AB'nin korkulu rüyası
Fotoğraf: Envato
Yunanistan seçimlerinin üzerinden iki hafta geçmesine rağmen halen Avrupa’nın en önemli gündemi. Eğer seçimlerin galibi Radikal Sol Koalisyon (SYRIZA) değil de muhafazakarlarla sosyal demokratlar koalisyonu olsa idi, inanın ki seçimlerin yapıldığı çoktan unutulmuştu.
Ama şimdi durum farklı.
Geçen hafta Atina etrafında yoğunlaşan diplomasi trafiği bu hafta değişik başkentlere kaydı. Yunanistan’ın çiçeği burnunda başbakanı ve bakanları ne istediklerini, ne istemediklerini anlatmak için Avrupa turuna çıktılar.
Bugüne kadar yapılan görüşmelerden çıkan sonuçların toplamına baktığımızda, karşılıklı yoklama havası hakim. Görüşmelerde sarf edilen bir kaç söz manşetlere çekiliyor. En çok da SYRIZA’nın “Borçların silinmesinden vazgeçtiği” öne çıkarıldı.
Nereden bakılırsa bakılsın, Yunanistan seçimlerinin sonucu açık olarak Avrupa sermayesinin “korkulu rüyası” olmuş durumda. Çünkü eskisi gibi davranamayacaklarını biliyorlar.
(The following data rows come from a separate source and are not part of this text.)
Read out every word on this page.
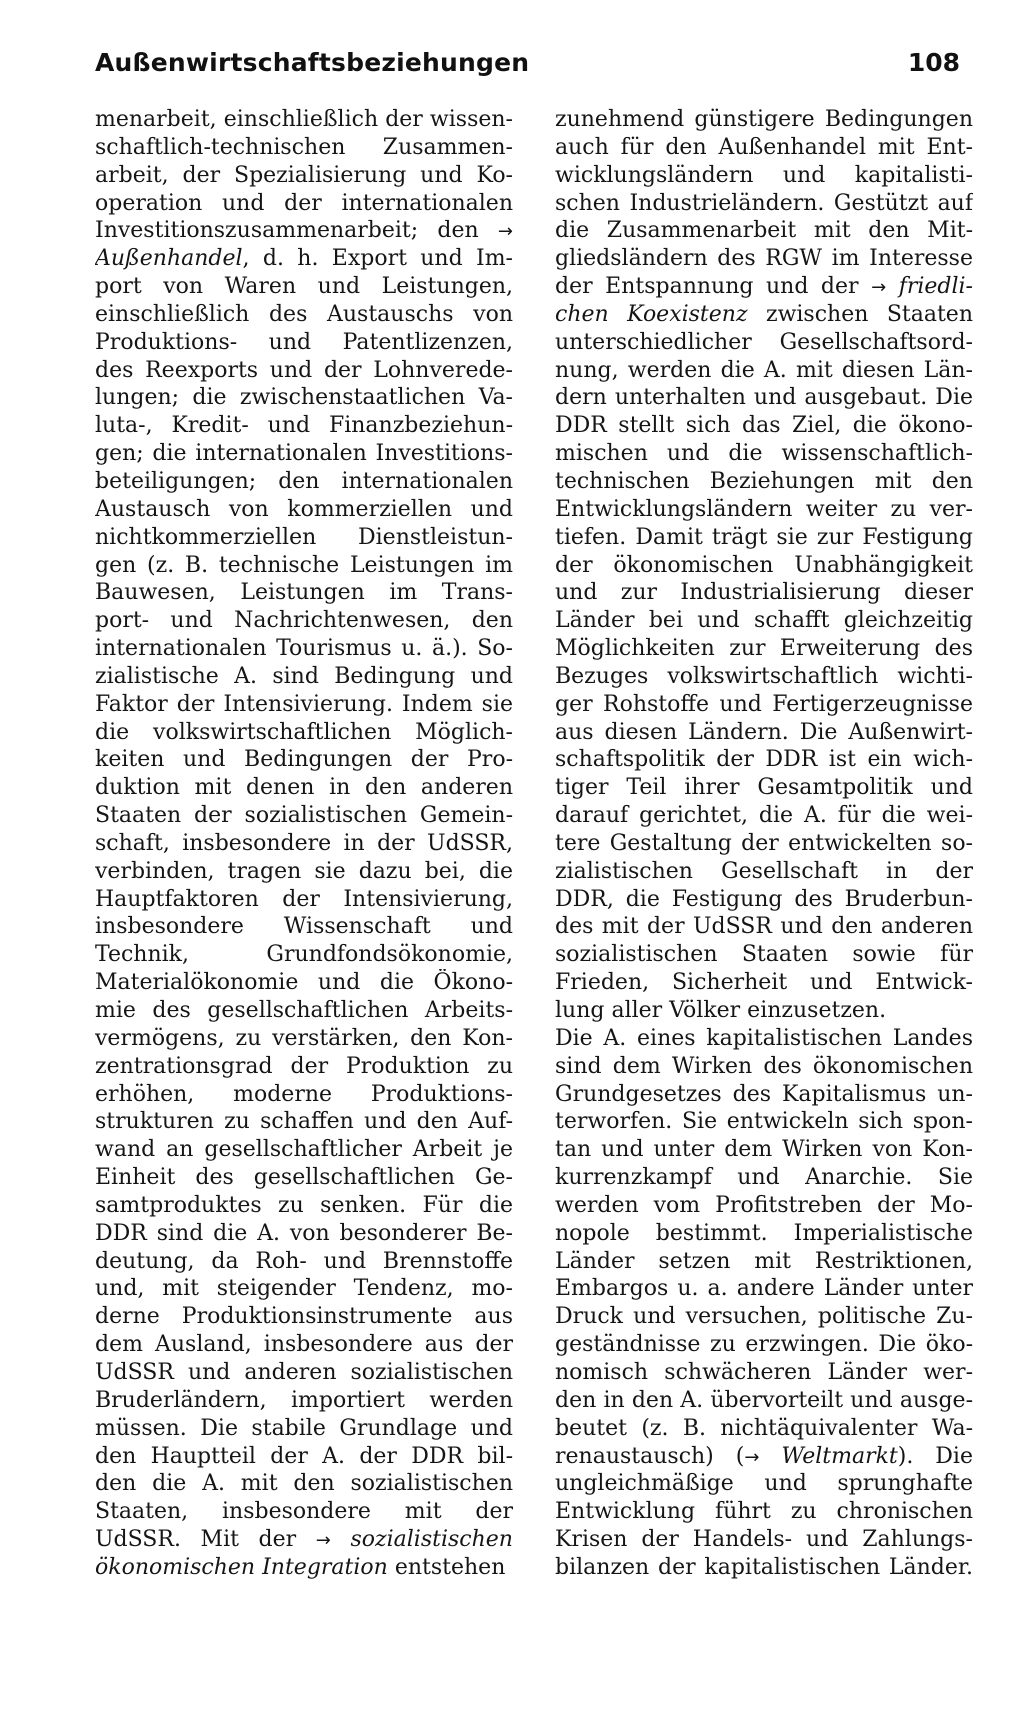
Außenwirtschaftsbeziehungen	108
menarbeit, einschließlich der wissen-
schaftlich-technischen Zusammen-
arbeit, der Spezialisierung und Ko-
operation und der internationalen
Investitionszusammenarbeit; den →
Außenhandel, d. h. Export und Im-
port von Waren und Leistungen,
einschließlich des Austauschs von
Produktions- und Patentlizenzen,
des Reexports und der Lohnverede-
lungen; die zwischenstaatlichen Va-
luta-, Kredit- und Finanzbeziehun-
gen; die internationalen Investitions-
beteiligungen; den internationalen
Austausch von kommerziellen und
nichtkommerziellen Dienstleistun-
gen (z. B. technische Leistungen im
Bauwesen, Leistungen im Trans-
port- und Nachrichtenwesen, den
internationalen Tourismus u. ä.). So-
zialistische A. sind Bedingung und
Faktor der Intensivierung. Indem sie
die volkswirtschaftlichen Möglich-
keiten und Bedingungen der Pro-
duktion mit denen in den anderen
Staaten der sozialistischen Gemein-
schaft, insbesondere in der UdSSR,
verbinden, tragen sie dazu bei, die
Hauptfaktoren der Intensivierung,
insbesondere Wissenschaft und
Technik, Grundfondsökonomie,
Materialökonomie und die Ökono-
mie des gesellschaftlichen Arbeits-
vermögens, zu verstärken, den Kon-
zentrationsgrad der Produktion zu
erhöhen, moderne Produktions-
strukturen zu schaffen und den Auf-
wand an gesellschaftlicher Arbeit je
Einheit des gesellschaftlichen Ge-
samtproduktes zu senken. Für die
DDR sind die A. von besonderer Be-
deutung, da Roh- und Brennstoffe
und, mit steigender Tendenz, mo-
derne Produktionsinstrumente aus
dem Ausland, insbesondere aus der
UdSSR und anderen sozialistischen
Bruderländern, importiert werden
müssen. Die stabile Grundlage und
den Hauptteil der A. der DDR bil-
den die A. mit den sozialistischen
Staaten, insbesondere mit der
UdSSR. Mit der → sozialistischen
ökonomischen Integration entstehen
zunehmend günstigere Bedingungen
auch für den Außenhandel mit Ent-
wicklungsländern und kapitalisti-
schen Industrieländern. Gestützt auf
die Zusammenarbeit mit den Mit-
gliedsländern des RGW im Interesse
der Entspannung und der → friedli-
chen Koexistenz zwischen Staaten
unterschiedlicher Gesellschaftsord-
nung, werden die A. mit diesen Län-
dern unterhalten und ausgebaut. Die
DDR stellt sich das Ziel, die ökono-
mischen und die wissenschaftlich-
technischen Beziehungen mit den
Entwicklungsländern weiter zu ver-
tiefen. Damit trägt sie zur Festigung
der ökonomischen Unabhängigkeit
und zur Industrialisierung dieser
Länder bei und schafft gleichzeitig
Möglichkeiten zur Erweiterung des
Bezuges volkswirtschaftlich wichti-
ger Rohstoffe und Fertigerzeugnisse
aus diesen Ländern. Die Außenwirt-
schaftspolitik der DDR ist ein wich-
tiger Teil ihrer Gesamtpolitik und
darauf gerichtet, die A. für die wei-
tere Gestaltung der entwickelten so-
zialistischen Gesellschaft in der
DDR, die Festigung des Bruderbun-
des mit der UdSSR und den anderen
sozialistischen Staaten sowie für
Frieden, Sicherheit und Entwick-
lung aller Völker einzusetzen.
Die A. eines kapitalistischen Landes
sind dem Wirken des ökonomischen
Grundgesetzes des Kapitalismus un-
terworfen. Sie entwickeln sich spon-
tan und unter dem Wirken von Kon-
kurrenzkampf und Anarchie. Sie
werden vom Profitstreben der Mo-
nopole bestimmt. Imperialistische
Länder setzen mit Restriktionen,
Embargos u. a. andere Länder unter
Druck und versuchen, politische Zu-
geständnisse zu erzwingen. Die öko-
nomisch schwächeren Länder wer-
den in den A. übervorteilt und ausge-
beutet (z. B. nichtäquivalenter Wa-
renaustausch) (→ Weltmarkt). Die
ungleichmäßige und sprunghafte
Entwicklung führt zu chronischen
Krisen der Handels- und Zahlungs-
bilanzen der kapitalistischen Länder.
Bu nedenle her fırsatta Başbakan Alexis Çipras başta olmak üzere değişik bakanlar aleyhine demeçler veriliyor, yazılar yayımlanıyor.
En dikkat çekici, daha doğrusu en provokatif kapağı bu hafta Der Spiegel dergisi yaptı. Çipras’ın resmini kapağa koyan dergi üzerine de “Avrupa’nın korkulu rüyası Alexis Çipras-Otobana ters yönden giren sürücü” yazısını koymuş. Tabii “Otobana ters yönden giren sürücü (Der Geisterfahrer)” büyük yazılmış. Hal söyle olunca da Çipras günümüz koşullarında gerçeklerden uzak, “Cinnet geçirmiş halde otobana ters yönden giren politikacı” haline düşürülmüş. Otobana ters girmenin sonu genellikle felakettir.
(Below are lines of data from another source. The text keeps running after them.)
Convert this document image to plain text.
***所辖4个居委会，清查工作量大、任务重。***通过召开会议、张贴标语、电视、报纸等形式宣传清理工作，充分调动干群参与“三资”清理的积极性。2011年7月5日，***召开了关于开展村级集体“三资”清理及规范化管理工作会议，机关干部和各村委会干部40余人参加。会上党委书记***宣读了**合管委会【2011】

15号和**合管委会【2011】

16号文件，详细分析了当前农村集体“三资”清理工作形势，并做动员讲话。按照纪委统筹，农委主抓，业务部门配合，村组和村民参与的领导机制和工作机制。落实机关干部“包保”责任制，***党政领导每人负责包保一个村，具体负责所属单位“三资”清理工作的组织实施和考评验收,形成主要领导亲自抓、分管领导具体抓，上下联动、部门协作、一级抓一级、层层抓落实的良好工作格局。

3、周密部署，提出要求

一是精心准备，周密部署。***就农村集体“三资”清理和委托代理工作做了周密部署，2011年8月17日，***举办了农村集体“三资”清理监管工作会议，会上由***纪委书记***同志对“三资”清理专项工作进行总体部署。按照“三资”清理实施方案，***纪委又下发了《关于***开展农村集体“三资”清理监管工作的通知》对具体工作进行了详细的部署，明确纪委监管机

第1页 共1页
Elbette, Der Spiegel’in bu aşağılayıcı kapağı karşısında sessiz kalınmadı. Sosyal medyada aynı derginin kapağına bu kez Başbakan Merkel’in resmi montajlandı ve altına “Avrupa’nın gerçek korkulu rüyası – Otobana ters yönden giren sürücü (Die Geisterfahrerin)” yazıldı.
Madem öyle gel böyle misali...
Der Spiegel, “Başyazı”dan başlayarak kapak sayfaları boyunca Çipras’a demediğini bırakmamış: Aşırı solcu, provokatör, popülist, aşırı sağcı iş birlikçisi, pragmatik...
Halbuki, seçim sonuçları Çipras’ın ülkesinin gerçeklerine göre hareket ettiği için bu kadar oyu aldığını gösteriyor. Yunanistan gerçeklerine uymayarak “Geisterfahrer” gibi halkın içine dalan AB iş birlikçisi partilerin tümü görüldüğü gibi siyaseten intihar ermiş bulunuyor.
Son bir haftadır AB kurumları ve ülkeleri ile Yunanistan’ın yeni hükümetinin temsilcileri arasında yapılan görüşmelere bakılırsa bir taraftan “Her şey eskisi gibi olmayacak” görüntüsü oluşurken diğer taraftan “Her şeye rağmen iplerin koparılmayacağı, ilişkilerin devam ettirileceği” anlaşılıyor.
Çipras’ın, İtalya Başbakanı Renzi, AB Komisyonu Başkanı Junker, AP Başkanı Schulz ve Fransa Cumhurbaşkanı Hollande ile yaptığı görüşmeler pek tartışmalı geçmedi. Bakalım bu durum önümüzdeki hafta Brüksel’de yapılacak AB Zirvesi’ne nasıl yansıyacak...
Başbakan Angela Merkel ise halen sert profil çizmeye devam ediyor. Virajı almaya pek niyetli değil. Hakikaten de bodoslama, otobana ters yönde giren sürücü pozisyonunda...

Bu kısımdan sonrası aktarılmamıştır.